Albert Sutton’s 90 year-old fingers thumbed through the stacks as he rattled off the names of horses, jockeys, trainers and even the winners’ purses as if the races were yesterday.

“He was going to be sold for dog food for $50,” said Sutton, pointing to a picture of Bull Shooter. “My brother told the man, I’ll give you $50 for him. They laughed and said that will be the horse that the Suttons will never win a race with. My brother said we’ll see. About three or four weeks later, he ran and won.”

For Sutton, the track is about the stories. Watching the horses run is second only to reminiscing. Although Sutton only worked at the racetracks for a year, his work and the work of his brothers colored his fondness of horseracing to this day.

Sutton’s job was to cool down the horses after a race or exercise the horses by walking them around the track, while his brothers, Rudolph Sutton, TJ Sutton and Devo Sutton, bought and trained horses. (Albert Sutton is the only living brother.) The group is even related by marriage to the late Bill Shoemaker, a famous jockey with 8,833 wins.

“He was just a little squirt of a thing,” said Betty Jean Sutton, Albert Sutton’s wife casually about Shoemaker.

“Track is a hard life for young men.
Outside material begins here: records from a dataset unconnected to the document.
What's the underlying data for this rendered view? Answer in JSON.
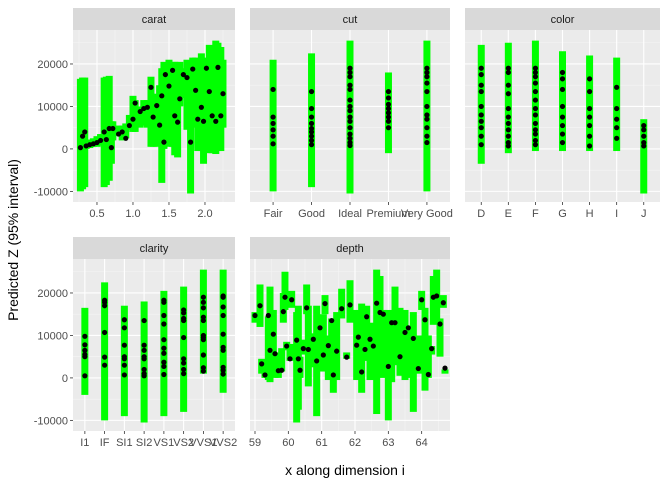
{
  "chart_data": {
    "type": "errorbar-scatter-facets",
    "xlabel": "x along dimension i",
    "ylabel": "Predicted Z (95% interval)",
    "ylim": [
      -12500,
      28000
    ],
    "y_ticks": [
      -10000,
      0,
      10000,
      20000
    ],
    "y_tick_labels": [
      "-10000",
      "0",
      "10000",
      "20000"
    ],
    "grid": true,
    "colors": {
      "interval": "#00FF00",
      "point": "#000000",
      "panel_bg": "#EBEBEB",
      "strip_bg": "#D9D9D9"
    },
    "panels": [
      {
        "title": "carat",
        "kind": "continuous",
        "xlim": [
          0.167,
          2.417
        ],
        "x_ticks": [
          0.5,
          1.0,
          1.5,
          2.0
        ],
        "x_tick_labels": [
          "0.5",
          "1.0",
          "1.5",
          "2.0"
        ],
        "data": [
          [
            0.27,
            -10000,
            16500,
            300
          ],
          [
            0.3,
            -9500,
            16800,
            3000
          ],
          [
            0.33,
            -9000,
            16800,
            4000
          ],
          [
            0.35,
            0,
            2000,
            700
          ],
          [
            0.4,
            200,
            2200,
            1000
          ],
          [
            0.45,
            500,
            2500,
            1200
          ],
          [
            0.5,
            500,
            3000,
            1500
          ],
          [
            0.55,
            800,
            3500,
            2000
          ],
          [
            0.6,
            -9000,
            16800,
            4000
          ],
          [
            0.63,
            -8500,
            17000,
            2200
          ],
          [
            0.67,
            -7500,
            17200,
            4800
          ],
          [
            0.7,
            -3500,
            6500,
            300
          ],
          [
            0.72,
            2000,
            6500,
            4800
          ],
          [
            0.8,
            3000,
            5500,
            3500
          ],
          [
            0.85,
            2000,
            5500,
            4000
          ],
          [
            0.9,
            2500,
            6000,
            2500
          ],
          [
            0.95,
            4500,
            8000,
            5500
          ],
          [
            1.0,
            4000,
            12500,
            7000
          ],
          [
            1.03,
            4000,
            11500,
            10800
          ],
          [
            1.1,
            5000,
            10000,
            8800
          ],
          [
            1.15,
            5500,
            11500,
            9500
          ],
          [
            1.2,
            5000,
            11500,
            9800
          ],
          [
            1.25,
            500,
            17000,
            14500
          ],
          [
            1.28,
            500,
            12000,
            7500
          ],
          [
            1.33,
            500,
            13000,
            10200
          ],
          [
            1.37,
            1000,
            15000,
            5600
          ],
          [
            1.4,
            -8000,
            19000,
            12500
          ],
          [
            1.43,
            0,
            20500,
            1600
          ],
          [
            1.45,
            3000,
            18500,
            17500
          ],
          [
            1.5,
            500,
            21000,
            14800
          ],
          [
            1.55,
            500,
            20500,
            18500
          ],
          [
            1.58,
            -1500,
            20500,
            7800
          ],
          [
            1.62,
            -2000,
            14000,
            6300
          ],
          [
            1.65,
            10000,
            20500,
            11800
          ],
          [
            1.7,
            12000,
            19000,
            17500
          ],
          [
            1.75,
            4500,
            21000,
            16800
          ],
          [
            1.8,
            -10500,
            20500,
            1600
          ],
          [
            1.83,
            7000,
            21500,
            18800
          ],
          [
            1.87,
            5000,
            21500,
            13800
          ],
          [
            1.9,
            -500,
            20000,
            7000
          ],
          [
            1.95,
            -500,
            22500,
            9800
          ],
          [
            1.98,
            -3500,
            21500,
            6500
          ],
          [
            2.02,
            -500,
            21000,
            19000
          ],
          [
            2.06,
            -1000,
            24500,
            13500
          ],
          [
            2.1,
            -1000,
            22500,
            7800
          ],
          [
            2.15,
            -1200,
            25500,
            6500
          ],
          [
            2.18,
            -500,
            25000,
            19200
          ],
          [
            2.22,
            -500,
            24000,
            7800
          ],
          [
            2.25,
            5000,
            21000,
            13000
          ]
        ]
      },
      {
        "title": "cut",
        "kind": "categorical",
        "categories": [
          "Fair",
          "Good",
          "Ideal",
          "Premium",
          "Very Good"
        ],
        "intervals": [
          [
            -10000,
            21000
          ],
          [
            -9000,
            22500
          ],
          [
            -10500,
            25500
          ],
          [
            -1000,
            18000
          ],
          [
            -10000,
            25500
          ]
        ],
        "points": [
          [
            7500,
            6000,
            4500,
            3000,
            1200,
            14000
          ],
          [
            13500,
            9500,
            7500,
            6000,
            4800,
            4000,
            3000,
            2000,
            1000
          ],
          [
            19000,
            18000,
            17000,
            15000,
            14000,
            11500,
            10000,
            9000,
            7500,
            6500,
            5000,
            3500,
            2500,
            1500,
            800
          ],
          [
            13500,
            12000,
            10500,
            9500,
            8500,
            7500,
            6500,
            5000
          ],
          [
            19000,
            18000,
            17000,
            15500,
            13500,
            10000,
            8000,
            7000,
            5000,
            3000,
            1500
          ]
        ]
      },
      {
        "title": "color",
        "kind": "categorical",
        "categories": [
          "D",
          "E",
          "F",
          "G",
          "H",
          "I",
          "J"
        ],
        "intervals": [
          [
            -3500,
            24500
          ],
          [
            -1000,
            25000
          ],
          [
            -500,
            25500
          ],
          [
            -500,
            23000
          ],
          [
            -500,
            22000
          ],
          [
            -500,
            21500
          ],
          [
            -10500,
            7000
          ]
        ],
        "points": [
          [
            19000,
            17500,
            15000,
            13500,
            10000,
            8000,
            6500,
            5000,
            3000,
            1000
          ],
          [
            19000,
            18000,
            15000,
            13000,
            9500,
            7500,
            6000,
            4500,
            3000,
            1500,
            700
          ],
          [
            19000,
            18000,
            17000,
            15500,
            13500,
            11500,
            9500,
            8000,
            6000,
            4500,
            3500,
            2000,
            1000
          ],
          [
            18000,
            16500,
            14000,
            10000,
            7500,
            5500,
            3500,
            1500
          ],
          [
            16500,
            13500,
            9500,
            7500,
            5500,
            3000,
            700
          ],
          [
            14500,
            9500,
            7000,
            5000,
            2500
          ],
          [
            5500,
            4500,
            3000,
            1500,
            700
          ]
        ]
      },
      {
        "title": "clarity",
        "kind": "categorical",
        "categories": [
          "I1",
          "IF",
          "SI1",
          "SI2",
          "VS1",
          "VS2",
          "VVS1",
          "VVS2"
        ],
        "intervals": [
          [
            -4000,
            16500
          ],
          [
            -10000,
            22500
          ],
          [
            -9000,
            17000
          ],
          [
            -10500,
            18000
          ],
          [
            -9000,
            20500
          ],
          [
            -8000,
            21500
          ],
          [
            1000,
            25500
          ],
          [
            -3500,
            25500
          ]
        ],
        "points": [
          [
            9800,
            7800,
            6500,
            5500,
            5000,
            500
          ],
          [
            18300,
            17800,
            17000,
            10700,
            4900,
            3000
          ],
          [
            13700,
            11800,
            7700,
            5000,
            4500,
            3000,
            700
          ],
          [
            13500,
            7700,
            6500,
            5000,
            4500,
            2000,
            1000,
            500
          ],
          [
            18300,
            17800,
            14700,
            12700,
            9000,
            7000,
            5800,
            3700,
            2700,
            800
          ],
          [
            16000,
            15300,
            14000,
            13500,
            9500,
            4500,
            3500,
            2000,
            1000
          ],
          [
            19000,
            17800,
            16500,
            14300,
            13500,
            10000,
            9500,
            9000,
            5400,
            2400,
            1600
          ],
          [
            19300,
            19000,
            16700,
            14700,
            10300,
            7200,
            6500,
            2500,
            1800,
            900
          ]
        ]
      },
      {
        "title": "depth",
        "kind": "continuous",
        "xlim": [
          58.85,
          64.85
        ],
        "x_ticks": [
          59,
          60,
          61,
          62,
          63,
          64
        ],
        "x_tick_labels": [
          "59",
          "60",
          "61",
          "62",
          "63",
          "64"
        ],
        "data": [
          [
            59.0,
            13000,
            15500,
            14700
          ],
          [
            59.15,
            12000,
            22000,
            17000
          ],
          [
            59.2,
            1000,
            4500,
            3300
          ],
          [
            59.3,
            0,
            2500,
            700
          ],
          [
            59.4,
            -500,
            14500,
            14700
          ],
          [
            59.45,
            -1000,
            21500,
            6500
          ],
          [
            59.55,
            5000,
            16000,
            10300
          ],
          [
            59.6,
            0,
            6000,
            5700
          ],
          [
            59.7,
            0,
            3000,
            1700
          ],
          [
            59.8,
            1500,
            7000,
            1800
          ],
          [
            59.85,
            13000,
            20000,
            15600
          ],
          [
            59.9,
            16000,
            25000,
            19000
          ],
          [
            59.95,
            6500,
            8500,
            7500
          ],
          [
            60.05,
            4000,
            8000,
            4500
          ],
          [
            60.1,
            16500,
            20500,
            18400
          ],
          [
            60.25,
            -10500,
            15500,
            8900
          ],
          [
            60.3,
            -7500,
            17000,
            4500
          ],
          [
            60.35,
            0,
            5000,
            1800
          ],
          [
            60.45,
            5500,
            9000,
            6900
          ],
          [
            60.55,
            15000,
            22000,
            16500
          ],
          [
            60.6,
            -2000,
            17000,
            6700
          ],
          [
            60.75,
            2500,
            10500,
            9100
          ],
          [
            60.85,
            -9000,
            17000,
            4000
          ],
          [
            60.95,
            4500,
            12500,
            11800
          ],
          [
            61.05,
            1500,
            15000,
            5400
          ],
          [
            61.1,
            15000,
            19500,
            17500
          ],
          [
            61.2,
            -500,
            10000,
            7600
          ],
          [
            61.3,
            1000,
            14000,
            13500
          ],
          [
            61.35,
            -3500,
            4000,
            700
          ],
          [
            61.45,
            -500,
            15500,
            6300
          ],
          [
            61.6,
            14000,
            21000,
            16300
          ],
          [
            61.75,
            4500,
            6000,
            4900
          ],
          [
            61.85,
            13000,
            23000,
            17200
          ],
          [
            62.05,
            -500,
            16000,
            7700
          ],
          [
            62.1,
            2000,
            14000,
            9600
          ],
          [
            62.2,
            -3500,
            17500,
            1400
          ],
          [
            62.3,
            6000,
            7500,
            6700
          ],
          [
            62.35,
            4000,
            17000,
            14400
          ],
          [
            62.45,
            -500,
            13000,
            9100
          ],
          [
            62.55,
            3500,
            12500,
            7500
          ],
          [
            62.65,
            -8500,
            25500,
            17600
          ],
          [
            62.75,
            1500,
            24000,
            15400
          ],
          [
            62.85,
            0,
            16000,
            15000
          ],
          [
            63.0,
            -10000,
            16000,
            2700
          ],
          [
            63.1,
            -1000,
            15000,
            13000
          ],
          [
            63.2,
            3000,
            21500,
            13000
          ],
          [
            63.35,
            500,
            16500,
            5000
          ],
          [
            63.5,
            -500,
            16000,
            10700
          ],
          [
            63.6,
            0,
            12000,
            11800
          ],
          [
            63.75,
            -8000,
            15500,
            9300
          ],
          [
            63.9,
            1000,
            10000,
            2200
          ],
          [
            64.0,
            16000,
            20500,
            18400
          ],
          [
            64.1,
            -3000,
            16500,
            13700
          ],
          [
            64.2,
            0,
            10000,
            800
          ],
          [
            64.3,
            5500,
            7500,
            6900
          ],
          [
            64.35,
            12500,
            24000,
            19000
          ],
          [
            64.45,
            13000,
            25500,
            19300
          ],
          [
            64.55,
            5000,
            14000,
            12700
          ],
          [
            64.65,
            16500,
            19500,
            17700
          ],
          [
            64.7,
            1000,
            2000,
            2300
          ]
        ]
      }
    ]
  }
}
It’s good but hard,” said Sutton. He said his work was not particularly backbreaking for him, but it was hard to live off the money. The men who worked the stables often slept on cots in the stable’s tack room because they could not afford to rent a room.

After his year at the track, Sutton enlisted in the army. He never returned to work for the track, but he and his wife continued to attend various races across the country.

“It’s a thrill; something different,” said Betty Jean Sutton. “If you get to go one time, you’d like it. The horses are beautiful.”

The Suttons have since retired from the track scene. The tracks are to far away and they are less mobile, but Albert keeps up with major races on television.

Sutton continued shuffling through his collection of black and white memories with great enthusiasm. The thrill of the stories has not faded with time.